Tuesday, August 2, 2011

A Nightmare on Elm Street 4: The Dream Master (1988)

I am the wizard master! Oh wait wrong Nightmare. A Nightmare on Elm Street 4: The Dream Master starts with our previous heroine Kristen having nightmares again, although Freddy is DEAD and Kincaid and Joey try to convince her otherwise she is bothered by the thought that he might be back. By a hellish chain of events Freddy is resurrected and kills Kristen, but not before Kristen pulls Alice, a friend of her's from school, into the dream and gives her power over to her. From there it becomes the contrived plot line of Alice and her friends trying to stay awake and live through Freddy's nightmares. Nightmare on Elm Street 4 proves to not be as good as its predecessor but not awful all around.

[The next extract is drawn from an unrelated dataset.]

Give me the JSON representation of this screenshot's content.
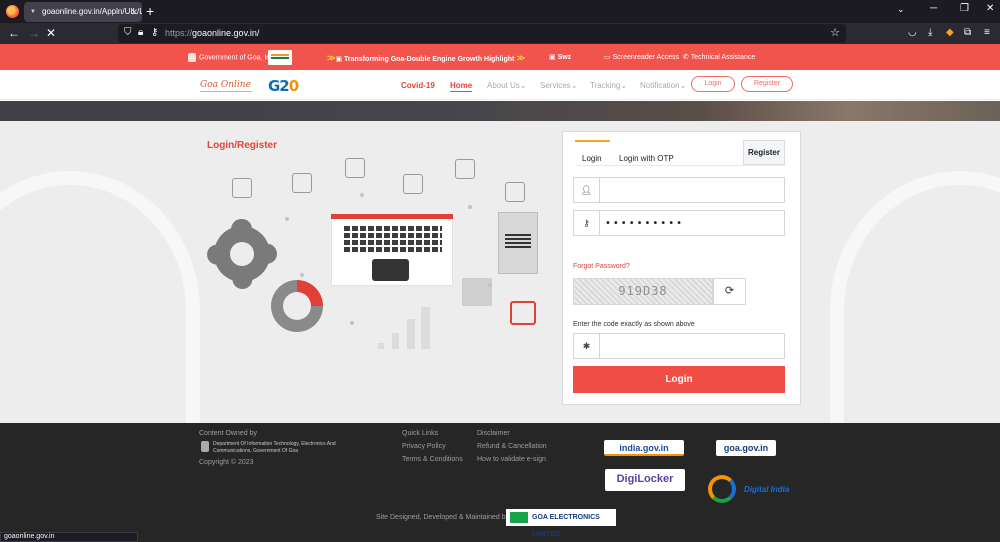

The film is quite visually pretty, my favorite being the water bed scene that illuminates green's in blues in a darkly lit room. The death's in this one don't register as anything special in my eyes, and maybe it's just a pet peeve of mine but what's the point of Freddy's claws if he isn't going to kill anybody with them? In truth the best, more creative I should rather say, is Freddy's death, which I loved! In the reviews for the Nightmare remake I noticed that a lot of individuals were criticizing the fact that Freddy didn't toy with his victims before killing them, which I have to agree would annoy me too since it's one of my favorite things about Freddy. But this film seemed to fall victim to the same fault, he toyed with two teens, Alice and Kristen but offed the others without second thought. Am I being picky? Maybe.

Its saddening that Patricia Arquette did not come back for this one, her replacement is deficient, to say the least. Her scream sounds more like her having an orgasm rather than her burning in a pit of fire, every line out her mouth is forced, and she just didn't really get the Kristen character. I liked Alice's transformation, a nice layer to the movie that worked out subtly enough. As for the others well Alice has a lot of friends, who die of course, all of which are played by eager young adults wanting to be in a movie, but their names aren't memorable enough nor is their performances. Is it appropriate for me to gush over the same actor in 7 reviews straight? Probably not so I'll just say that it's Robert England playing Freddy Krueger.


I didn't hate the film, that's a bit drastic to say, but in a lot of ways it wasn't for me. I've observed that in the past three Nightmare's that Freddy's makeup is pretty weak, not really looking like burns. Maybe I'm just nit picking because the first one of is one of my favorites but who knows. This is also the film where the one liners become a small annoyance, nothing too excessive but you notice. As I was saying I don't hate the film, but the lack of blood and the shift in separating some of the mythology from the first film is enough to surpass good direction and a visually satisfying film.